Hilflos musste Saudi-Arabien auch zusehen, wie Oman in der iranischen Atomfrage zwischen Teheran und dem Westen vermittelte. Das nach zähen Verhandlungen erreichte Moratorium bringt den Iran wieder in die Nähe der Internationalen Staatengemeinschaft. Dadurch wird auch das regionale Gewicht des Iran aufgewertet - auf Kosten Saudi-Arabiens, das bislang nicht nur die religiöse, sondern auch die politische Führungsrolle im Nahen Osten beanspruchte. Der Rückzug der Botschafter Saudi-Arabiens und seiner Verbündeten aus Katar könnte ein Versuch sein, die angeschlagene Autorität wieder zurückzugewinnen. Denn außen- wie innenpolitisch steht für das saudische Könighaus viel auf dem Spiel.

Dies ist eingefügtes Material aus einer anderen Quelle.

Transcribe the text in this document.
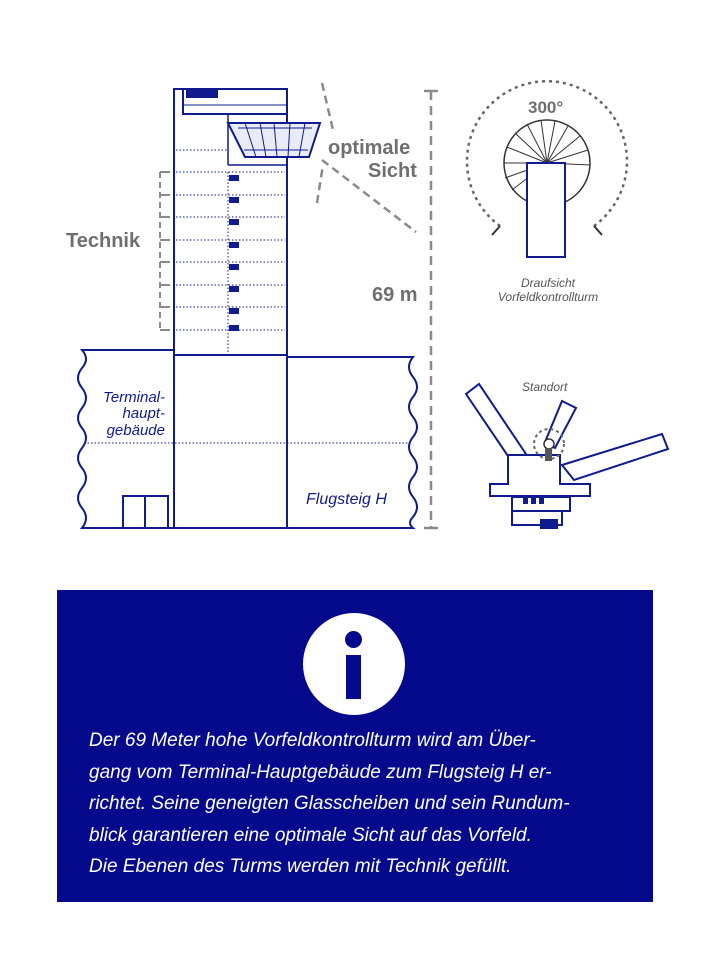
Technik
optimale
Sicht
69 m
Terminal-
haupt-
gebäude
Flugsteig H
300°
Draufsicht
Vorfeldkontrollturm
Standort

Der 69 Meter hohe Vorfeldkontrollturm wird am Über-
gang vom Terminal-Hauptgebäude zum Flugsteig H er-
richtet. Seine geneigten Glasscheiben und sein Rundum-
blick garantieren eine optimale Sicht auf das Vorfeld.
Die Ebenen des Turms werden mit Technik gefüllt.
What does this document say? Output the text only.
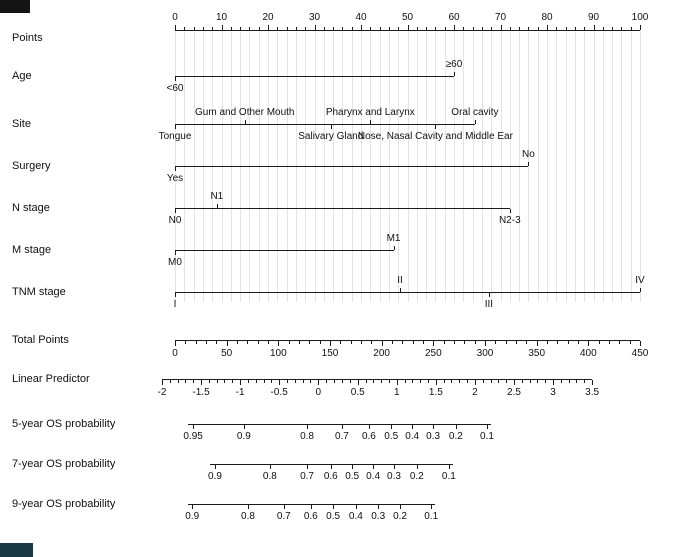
Points
0	10	20	30	40	50	60	70	80	90	100
Age
<60
≥60
Site
Tongue
Gum and Other Mouth
Salivary Gland
Pharynx and Larynx
Nose, Nasal Cavity and Middle Ear
Oral cavity
Surgery
Yes
No
N stage
N0
N1
N2-3
M stage
M0
M1
TNM stage
I
II
III
IV
Total Points
0	50	100	150	200	250	300	350	400	450
Linear Predictor
-2	-1.5	-1	-0.5	0	0.5	1	1.5	2	2.5	3	3.5
5-year OS probability
0.95	0.9	0.8 0.7 0.6 0.5 0.4 0.3 0.2 0.1
7-year OS probability
0.9	0.8 0.7 0.6 0.5 0.4 0.3 0.2 0.1
9-year OS probability
0.9	0.8 0.7 0.6 0.5 0.4 0.3 0.2 0.1
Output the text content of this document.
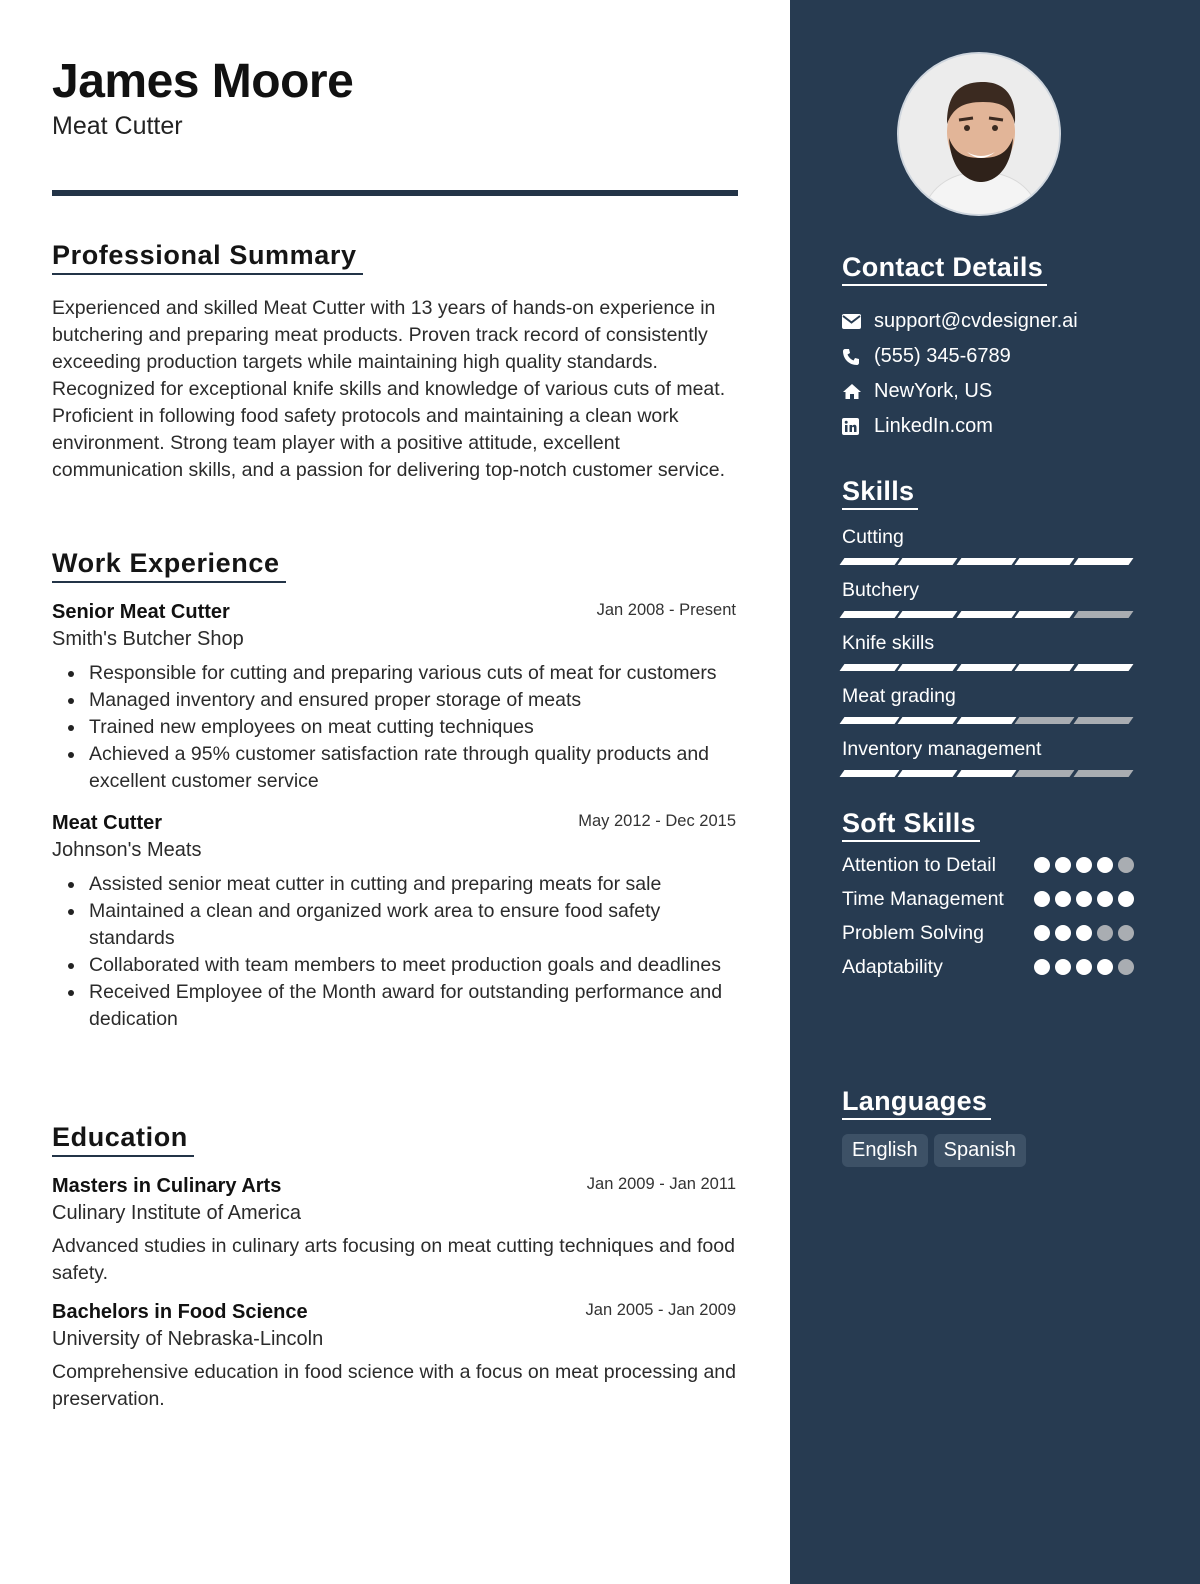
James Moore
Meat Cutter
Professional Summary

Experienced and skilled Meat Cutter with 13 years of hands-on experience in butchering and preparing meat products. Proven track record of consistently exceeding production targets while maintaining high quality standards. Recognized for exceptional knife skills and knowledge of various cuts of meat. Proficient in following food safety protocols and maintaining a clean work environment. Strong team player with a positive attitude, excellent communication skills, and a passion for delivering top-notch customer service.

Work Experience
Senior Meat Cutter	Jan 2008 - Present
Smith's Butcher Shop
Responsible for cutting and preparing various cuts of meat for customers
Managed inventory and ensured proper storage of meats
Trained new employees on meat cutting techniques
Achieved a 95% customer satisfaction rate through quality products and excellent customer service
Meat Cutter	May 2012 - Dec 2015
Johnson's Meats
Assisted senior meat cutter in cutting and preparing meats for sale
Maintained a clean and organized work area to ensure food safety standards
Collaborated with team members to meet production goals and deadlines
Received Employee of the Month award for outstanding performance and dedication
Education
Masters in Culinary Arts	Jan 2009 - Jan 2011
Culinary Institute of America

Advanced studies in culinary arts focusing on meat cutting techniques and food safety.

Bachelors in Food Science	Jan 2005 - Jan 2009
University of Nebraska-Lincoln

Comprehensive education in food science with a focus on meat processing and preservation.

Contact Details
support@cvdesigner.ai
(555) 345-6789
NewYork, US
LinkedIn.com
Skills
Cutting
Butchery
Knife skills
Meat grading
Inventory management
Soft Skills
Attention to Detail
Time Management
Problem Solving
Adaptability
Languages
English	Spanish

Herrscher über ein Reich in Aufruhr: der saudischer König Abdullah, umringt von Prinzen (Foto: dpa)
Der saudische König Abdullah im Kreis seiner FamilieBild: picture-alliance/dpa

Die in London erscheinende Zeitung Al Quds al Arabi bezweifelt allerdings, dass dieser Kurs angemessen sei. Die Entscheidung zeige, wie nervös Saudi-Arabien und seine Partner hinsichtlich der politischen Entwicklung in Ägypten seien. Scheiterten die Militärs, falle das auch auf Riads Partner auf der Halbinsel zurück. So deutet der harte Kurs darauf hin, "dass Saudi-Arabien die weltweiten Veränderungen nicht sehen will, sie weiterhin leugnet und ignoriert."